Oleh: Muhammad Abduh Negara
Beberapa masail tentang ijma’ ulama yang perlu kita ketahui secara ringkas:
1. Ulama yang diakui ijma’-nya adalah para mujtahid, baik mujtahid mutlak maupun mujtahid muntasib. Sedangkan ulama lain, semisal ushuliyyun, nahwiyyun, dan lain-lain, tidak dianggap dalam ijma’.
2. Faidah ijma’ adalah mengubah hukum dari derajat zhanni menjadi qath’i, dan menghilangkan kemungkinan adanya khilaf tentang hukum tersebut.
3. Ijma’ menjadi hujjah bagi para ulama di masa terjadinya ijma’ tersebut, dan di masa-masa setelahnya.
4. Ulama berbeda pendapat tentang mulai berlakunya ijma’, apakah harus menunggu wafatnya seluruh ulama yang ber-ijma’ atau tidak. Pendapat yang paling shahih (ashah), tidak disyaratkan wafatnya mereka semua.
5. Ijma’ ada dua, ijma’ qauli dan ijma’ fi’li. Ijma’ qauli berarti para ulama sepakat menyatakan satu hukum, sedangkan ijma’ fi’li, para ulama sepakat melakukan suatu perkara yang menunjukkan hal itu boleh dilakukan.
6. Ijma’ kadang dinukil secara mutawatir, kadang dinukil secara ahad, dan keduanya merupakan hujjah.
7. Boleh terwujudnya kesepakatan, setelah sebelumnya terjadi ikhtilaf (perselisihan pendapat), baik kesepakatan tersebut masih di masa yang sama, atau di masa setelahnya.

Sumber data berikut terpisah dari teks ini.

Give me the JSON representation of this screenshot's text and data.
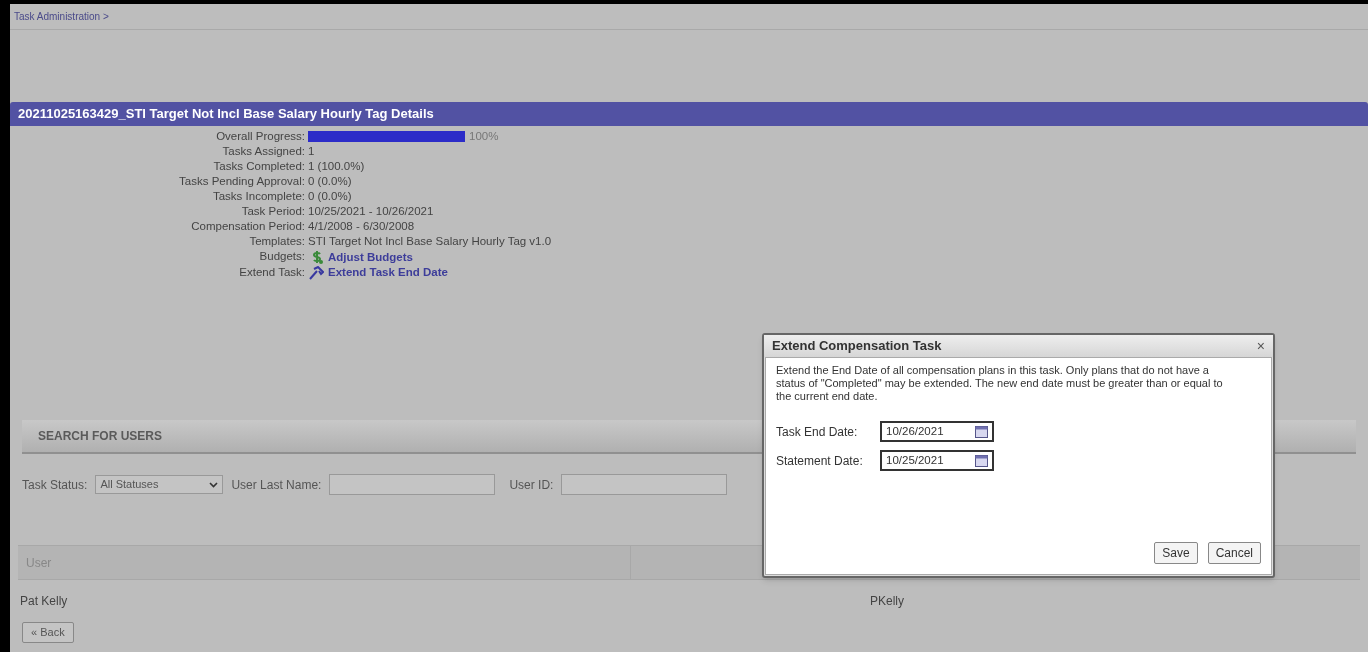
{
  "breadcrumb": {
    "text": "Task Administration >"
  },
  "details": {
    "title": "20211025163429_STI Target Not Incl Base Salary Hourly Tag Details",
    "progress": {
      "label": "Overall Progress:",
      "level": 1.0,
      "reading": "100%"
    },
    "fields": [
      {
        "kind": "text",
        "label": "Tasks Assigned:",
        "value": "1"
      },
      {
        "kind": "text",
        "label": "Tasks Completed:",
        "value": "1 (100.0%)"
      },
      {
        "kind": "text",
        "label": "Tasks Pending Approval:",
        "value": "0 (0.0%)"
      },
      {
        "kind": "text",
        "label": "Tasks Incomplete:",
        "value": "0 (0.0%)"
      },
      {
        "kind": "text",
        "label": "Task Period:",
        "value": "10/25/2021 - 10/26/2021"
      },
      {
        "kind": "text",
        "label": "Compensation Period:",
        "value": "4/1/2008 - 6/30/2008"
      },
      {
        "kind": "text",
        "label": "Templates:",
        "value": "STI Target Not Incl Base Salary Hourly Tag v1.0"
      },
      {
        "kind": "budget_link",
        "label": "Budgets:",
        "value": "Adjust Budgets"
      },
      {
        "kind": "extend_link",
        "label": "Extend Task:",
        "value": "Extend Task End Date"
      }
    ]
  },
  "search": {
    "title": "SEARCH FOR USERS",
    "status_label": "Task Status:",
    "status_value": "All Statuses",
    "last_name_label": "User Last Name:",
    "user_id_label": "User ID:"
  },
  "table": {
    "columns": [
      "User"
    ],
    "rows": [
      {
        "user": "Pat Kelly",
        "column_2": "PKelly"
      }
    ]
  },
  "back_button": "« Back",
  "dialog": {
    "title": "Extend Compensation Task",
    "close": "×",
    "message": "Extend the End Date of all compensation plans in this task. Only plans that do not have a status of \"Completed\" may be extended. The new end date must be greater than or equal to the current end date.",
    "fields": [
      {
        "label": "Task End Date:",
        "value": "10/26/2021"
      },
      {
        "label": "Statement Date:",
        "value": "10/25/2021"
      }
    ],
    "buttons": [
      "Save",
      "Cancel"
    ]
  }
}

8. Ada ijma’ yang disepakati kehujjahannya, ada juga yang diperselisihkan. Contoh ijma’ yang diperselisihkan adalah ijma’ sukuti, yaitu sebagian ulama menyampaikan pendapat atau melakukan satu perkara, dan hal tersebut tersebar luas, namun tidak ada ulama lain yang mengingkarinya.
Ulama berselisih tentang kehujjahan ijma’ sukuti ini, namun pendapat yang paling shahih (ashah) menyatakan ia adalah ijma’ dan hujjah.
9. Kadang ulama berselisih pendapat tentang satu perkara, apakah terjadi ijma’ dalam perkara tersebut atau tidak, misalnya pada kasus wajibnya zakat barang perdagangan. Sebagian ulama menyatakan ada ijma’ atas wajibnya hal itu, sebagian lagi menafikan adanya ijma’.
10. Berbagai qarinah (indikasi atau faktor penyerta) yang menyertai, punya pengaruh besar untuk menetapkan qath’i atau zhanni-nya ijma’.
11. Orang yang mengingkari perkara yang terdapat ijma’ di dalamnya, tidak divonis kafir, kecuali ia mengingkari perkara ijma’ yang ma’lum minad diin bidh dharurah.
Wallahu a’lam.
Rujukan: Al-Madkhal Ila Ushul Al-Fiqh, karya Dr. ‘Abdurrahman bin ‘Abdillah As-Saqqaf, Halaman 119-127, Penerbit Dar Adh-Dhiya, Kuwait.